Opinião

Duas ideias insensatas ou talvez não

João Melo*

Jornalista e Escritor

Sei que corro o risco de parecer mais um desses “especialistas” sobre pandemias que, no último ano, têm proliferado em todos os países e meios, debitando “bocas” sobre o novo coronavírus, os meios para enfrentá-la, as relações entre ciência e política, a maneira como os governos devem ou não lidar com este problema que continua a manter a humanidade virtualmente paralisada e outros tópicos correlatos.

27/01/2021  Última atualização 08H09
Arrisco-me, contudo, a expor duas ideias, que me atrevi a formular na sequência da minha observação da problemática em questão. Faço-o com base exclusivamente no senso comum, o qual, parafraseando de memória um autor que li algures, pode ser definido como "o elo que nos liga à terra”.

A primeira ideia tem a ver com um tópico fulcral, que foi discutido logo desde o surgimento da pandemia da Covid-19 e continua a sê-lo até hoje: é preciso decretar o estado de emergência para fazer face a crises sanitárias como aquela que vivemos presentemente?
Muitos governos, se não todos, recorreram a esse procedimento, alguns em vários momentos. Mas a decisão continua longe de ser unânime. São milhões os cidadãos, em todos os países, que se opõem ou colocam restrições ao uso do Estado de Emergência para enfrentar a Actual pandemia.

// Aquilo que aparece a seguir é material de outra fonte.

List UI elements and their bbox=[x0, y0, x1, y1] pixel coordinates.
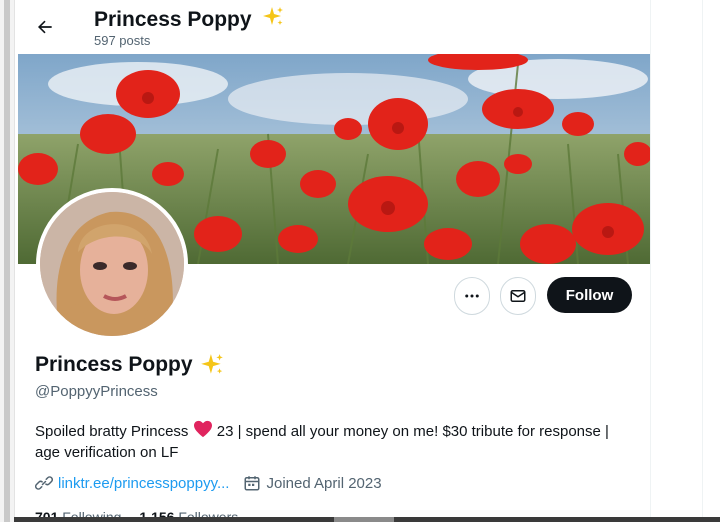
calendar-icon bbox=[244, 476, 260, 491]
horizontal-scrollbar-thumb[interactable] bbox=[334, 517, 394, 522]
display-name-row: Princess Poppy bbox=[35, 352, 225, 378]
left-scrollbar-thumb[interactable] bbox=[4, 0, 10, 522]
right-divider bbox=[702, 0, 703, 522]
message-button[interactable] bbox=[500, 277, 536, 315]
posts-count: 597 posts bbox=[94, 33, 151, 48]
arrow-left-icon bbox=[38, 20, 52, 34]
sparkles-icon bbox=[200, 354, 223, 374]
heart-icon bbox=[193, 420, 212, 438]
bio-text-start: Spoiled bratty Princess bbox=[35, 423, 189, 440]
joined-date: Joined April 2023 bbox=[243, 474, 382, 492]
joined-text: Joined April 2023 bbox=[266, 474, 382, 492]
display-name: Princess Poppy bbox=[35, 353, 193, 376]
right-panel bbox=[651, 0, 720, 522]
website-link[interactable]: linktr.ee/princesspoppyy... bbox=[35, 474, 229, 492]
left-scrollbar[interactable] bbox=[0, 0, 15, 522]
profile-bio: Spoiled bratty Princess 23 | spend all y… bbox=[35, 420, 625, 463]
profile-avatar[interactable] bbox=[36, 188, 188, 340]
horizontal-scrollbar[interactable] bbox=[14, 517, 720, 522]
back-button[interactable] bbox=[30, 12, 60, 42]
header-title-row: Princess Poppy bbox=[94, 5, 285, 32]
sparkles-icon bbox=[263, 7, 284, 25]
link-icon bbox=[35, 476, 53, 490]
follow-button[interactable]: Follow bbox=[547, 277, 632, 313]
envelope-icon bbox=[510, 290, 526, 302]
avatar-photo bbox=[40, 192, 184, 336]
top-bar: Princess Poppy 597 posts bbox=[18, 0, 650, 54]
header-title: Princess Poppy bbox=[94, 8, 252, 31]
more-button[interactable] bbox=[454, 277, 490, 315]
user-handle: @PoppyyPrincess bbox=[35, 383, 158, 400]
more-icon bbox=[465, 294, 479, 298]
website-link-text[interactable]: linktr.ee/princesspoppyy... bbox=[58, 475, 229, 492]
profile-column: Princess Poppy 597 posts Follow Princess… bbox=[18, 0, 651, 522]
profile-meta: linktr.ee/princesspoppyy... Joined April… bbox=[35, 474, 382, 492]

A maioria das reservas dos cidadãos são razoáveis. Mas também há, em vários países, numerosos casos em que as mesmas se transformam em manifestações de negacionismo ignorante, populista e criminoso. Tais manifestações vão até ao ponto da afronta directa às medidas para proteger a saúde pública, da recusa em usar máscara nos locais onde isso é obrigatório à organização de festas ilegais, com centenas e milhares de pessoas. Tem de ser dito: os que se assim procedem são potenciais assassinos. Como o afirmou o filósofo camaronês Achille Mbembe, a pandemia deu ao nosso corpo o poder de matar. Basta sairmos à rua para podermos fazê-lo, mesmo inadvertidamente, ao infectar terceiras pessoas.

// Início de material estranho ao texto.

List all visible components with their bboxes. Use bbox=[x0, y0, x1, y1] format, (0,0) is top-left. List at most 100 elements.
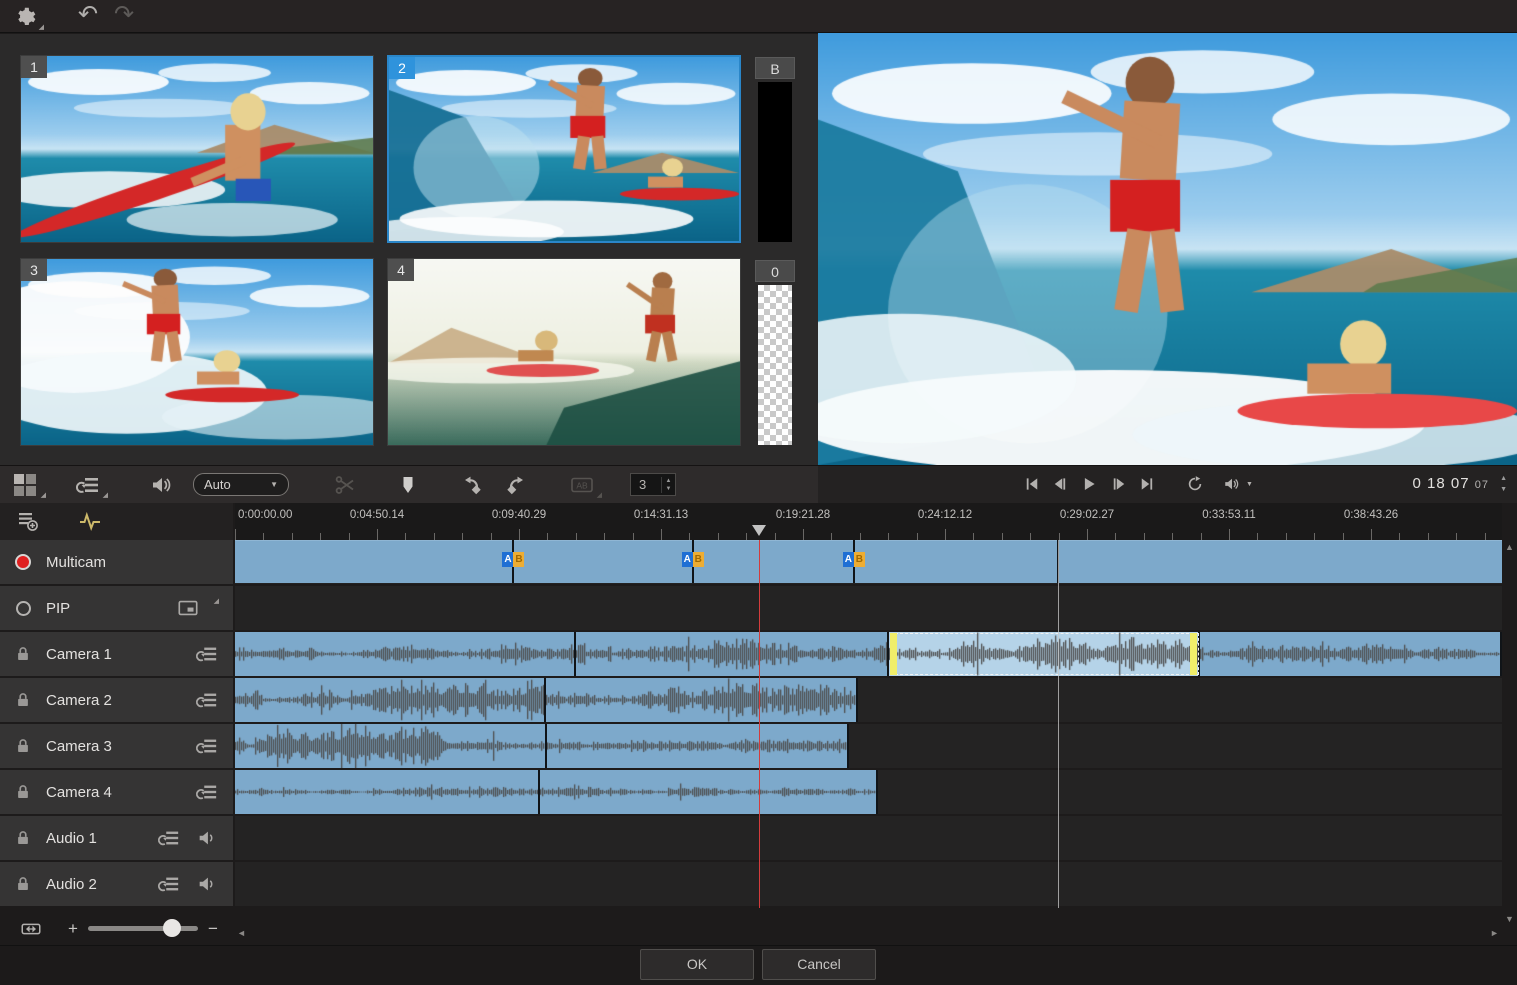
ab-transition-marker[interactable]: AB bbox=[502, 552, 524, 567]
track-sync-icon[interactable] bbox=[157, 873, 181, 895]
edit-cursor-line[interactable] bbox=[1058, 540, 1059, 908]
layout-grid-icon[interactable]: ◢ bbox=[14, 473, 42, 497]
audio-speaker-icon[interactable] bbox=[150, 473, 178, 497]
timeline-ruler[interactable]: 0:00:00.000:04:50.140:09:40.290:14:31.13… bbox=[235, 503, 1502, 540]
selected-audio-clip[interactable] bbox=[889, 632, 1200, 676]
scroll-up-icon[interactable]: ▲ bbox=[1505, 542, 1514, 552]
loop-icon[interactable] bbox=[1186, 475, 1208, 495]
scroll-right-icon[interactable]: ► bbox=[1490, 928, 1499, 938]
pip-enable-radio-icon[interactable] bbox=[16, 601, 31, 616]
timecode-up-icon[interactable]: ▲ bbox=[1500, 473, 1507, 484]
track-lane-camera-1[interactable] bbox=[235, 632, 1502, 676]
transparent-source-panel[interactable]: 0 bbox=[755, 260, 795, 447]
volume-icon[interactable] bbox=[1223, 475, 1245, 495]
track-header-audio-2[interactable]: Audio 2 bbox=[0, 862, 233, 906]
audio-clip[interactable] bbox=[576, 632, 889, 676]
redo-button[interactable]: ↷ bbox=[114, 5, 140, 29]
audio-clip[interactable] bbox=[235, 632, 576, 676]
audio-clip[interactable] bbox=[540, 770, 878, 814]
lock-icon[interactable] bbox=[14, 875, 32, 893]
track-lane-multicam[interactable]: AB AB AB bbox=[235, 540, 1502, 584]
camera-thumbnail-2[interactable]: 2 bbox=[387, 55, 741, 243]
track-sync-icon[interactable] bbox=[195, 643, 219, 665]
audio-sync-mode-select[interactable]: Auto ▼ bbox=[193, 473, 289, 496]
scroll-left-icon[interactable]: ◄ bbox=[237, 928, 246, 938]
spinner-down-icon[interactable]: ▼ bbox=[666, 485, 672, 493]
track-header-multicam[interactable]: Multicam bbox=[0, 540, 233, 584]
camera-thumbnail-3[interactable]: 3 bbox=[20, 258, 374, 446]
track-lane-camera-4[interactable] bbox=[235, 770, 1502, 814]
lock-icon[interactable] bbox=[14, 737, 32, 755]
camera-thumbnail-4[interactable]: 4 bbox=[387, 258, 741, 446]
ruler-tick bbox=[1087, 529, 1088, 540]
play-icon[interactable] bbox=[1080, 475, 1102, 495]
ok-button[interactable]: OK bbox=[640, 949, 754, 980]
trim-handle-left[interactable] bbox=[890, 633, 897, 675]
main-preview[interactable] bbox=[818, 33, 1517, 465]
playhead-line[interactable] bbox=[759, 540, 760, 908]
timecode-down-icon[interactable]: ▼ bbox=[1500, 484, 1507, 495]
lock-icon[interactable] bbox=[14, 829, 32, 847]
track-header-camera-2[interactable]: Camera 2 bbox=[0, 678, 233, 722]
track-sync-icon[interactable] bbox=[157, 827, 181, 849]
track-header-pip[interactable]: PIP◢ bbox=[0, 586, 233, 630]
audio-clip[interactable] bbox=[235, 770, 540, 814]
track-lane-camera-3[interactable] bbox=[235, 724, 1502, 768]
track-header-camera-1[interactable]: Camera 1 bbox=[0, 632, 233, 676]
cancel-button[interactable]: Cancel bbox=[762, 949, 876, 980]
timecode-display[interactable]: 0 18 07 07 bbox=[1413, 475, 1489, 492]
rotate-left-icon[interactable] bbox=[458, 473, 486, 497]
pip-layout-icon[interactable] bbox=[176, 597, 200, 619]
audio-clip[interactable] bbox=[547, 724, 849, 768]
lock-icon[interactable] bbox=[14, 691, 32, 709]
track-sync-icon[interactable] bbox=[195, 689, 219, 711]
black-source-panel[interactable]: B bbox=[755, 57, 795, 244]
track-sync-icon[interactable] bbox=[195, 781, 219, 803]
scroll-down-icon[interactable]: ▼ bbox=[1505, 914, 1514, 924]
playhead-marker[interactable] bbox=[752, 525, 766, 536]
lock-icon[interactable] bbox=[14, 645, 32, 663]
marker-icon[interactable] bbox=[396, 473, 424, 497]
track-header-camera-4[interactable]: Camera 4 bbox=[0, 770, 233, 814]
track-mute-icon[interactable] bbox=[195, 827, 219, 849]
skip-start-icon[interactable] bbox=[1023, 475, 1045, 495]
volume-caret-icon[interactable]: ▼ bbox=[1246, 481, 1268, 501]
settings-gear-icon[interactable]: ◢ bbox=[14, 5, 40, 29]
track-header-camera-3[interactable]: Camera 3 bbox=[0, 724, 233, 768]
zoom-slider-thumb[interactable] bbox=[163, 919, 181, 937]
timeline-zoom-slider[interactable] bbox=[88, 926, 198, 931]
trim-handle-right[interactable] bbox=[1190, 633, 1197, 675]
zoom-in-button[interactable]: + bbox=[68, 919, 78, 939]
zoom-out-button[interactable]: − bbox=[208, 919, 218, 939]
spinner-up-icon[interactable]: ▲ bbox=[666, 477, 672, 485]
sync-tracks-icon[interactable]: ◢ bbox=[76, 473, 104, 497]
track-lane-pip[interactable] bbox=[235, 586, 1502, 630]
track-sync-icon[interactable] bbox=[195, 735, 219, 757]
track-mute-icon[interactable] bbox=[195, 873, 219, 895]
lock-icon[interactable] bbox=[14, 783, 32, 801]
waveform-icon[interactable] bbox=[78, 509, 106, 533]
multicam-compiled-clip[interactable] bbox=[235, 540, 1502, 583]
audio-clip[interactable] bbox=[546, 678, 858, 722]
camera-thumbnail-1[interactable]: 1 bbox=[20, 55, 374, 243]
undo-button[interactable]: ↶ bbox=[78, 5, 104, 29]
ab-transition-icon[interactable]: AB ◢ bbox=[570, 473, 598, 497]
fit-timeline-icon[interactable] bbox=[18, 919, 44, 939]
split-scissors-icon[interactable] bbox=[333, 473, 361, 497]
step-back-icon[interactable] bbox=[1051, 475, 1073, 495]
track-lane-audio-2[interactable] bbox=[235, 862, 1502, 906]
skip-end-icon[interactable] bbox=[1138, 475, 1160, 495]
add-track-icon[interactable] bbox=[16, 509, 44, 533]
rotate-right-icon[interactable] bbox=[506, 473, 534, 497]
ab-transition-marker[interactable]: AB bbox=[682, 552, 704, 567]
audio-clip[interactable] bbox=[235, 678, 546, 722]
audio-clip[interactable] bbox=[1200, 632, 1502, 676]
audio-clip[interactable] bbox=[235, 724, 547, 768]
record-indicator-icon[interactable] bbox=[15, 554, 31, 570]
ab-transition-marker[interactable]: AB bbox=[843, 552, 865, 567]
track-header-audio-1[interactable]: Audio 1 bbox=[0, 816, 233, 860]
step-forward-icon[interactable] bbox=[1110, 475, 1132, 495]
track-lane-camera-2[interactable] bbox=[235, 678, 1502, 722]
transition-duration-spinner[interactable]: 3 ▲ ▼ bbox=[630, 473, 676, 496]
track-lane-audio-1[interactable] bbox=[235, 816, 1502, 860]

O bizarro e condenável é que isso é feito em nome da liberdade. A liberdade dos que assim agem e apenas a sua, única e exclusivamente. Acontece que, quando se vive em comunidade, essa é uma falsa liberdade. Não pode ser confundida com as liberdades que realmente são fundamentais para o funcionamento da democracia. O problema, quanto a mim, é que as constituições democráticas prevêem uma única figura de Estado de Emergência, que, como se sabe, prevê a suspensão das liberdades dos cidadãos, juntando dentro do mesmo conceito aquelas que são politicamente essenciais e sagradas e outras que talvez não o sejam (por exemplo, liberdade de circulação ou liberdade de exercício de actividades económicas). A pergunta que faço é a seguinte: que tal pensar num "estado de emergência sanitária”? Sendo previsível que a humanidade terá de enfrentar outras pandemias no futuro, não parece estulto avisar que os políticos e os juristas talvez precisem de pensar em algo do género.

A segunda ideia tem a ver com o actual processo de vacinação, que já está em curso em alguns países. Depois de um ano de confinamento, o adequado será mesmo vacinar primeiro aqueles que têm mais possibilidades de permanecer em casa ou em lares, protegidos, em detrimento da população activa? Será que não precisamos de repensar isso? Contra mim mesmo falo, que tenho 65 anos e estou reformado (embora activo, a partir de casa). Dois exemplos parecem ir no sentido do que acabei de dizer. A Argentina e Israel estão a priorizar a vacinação de professores e alunos, para que as aulas possam ser retomadas em segurança.
Quero crer, portanto, que estas duas ideias talvez não sejam tão insensatas como podem parecer.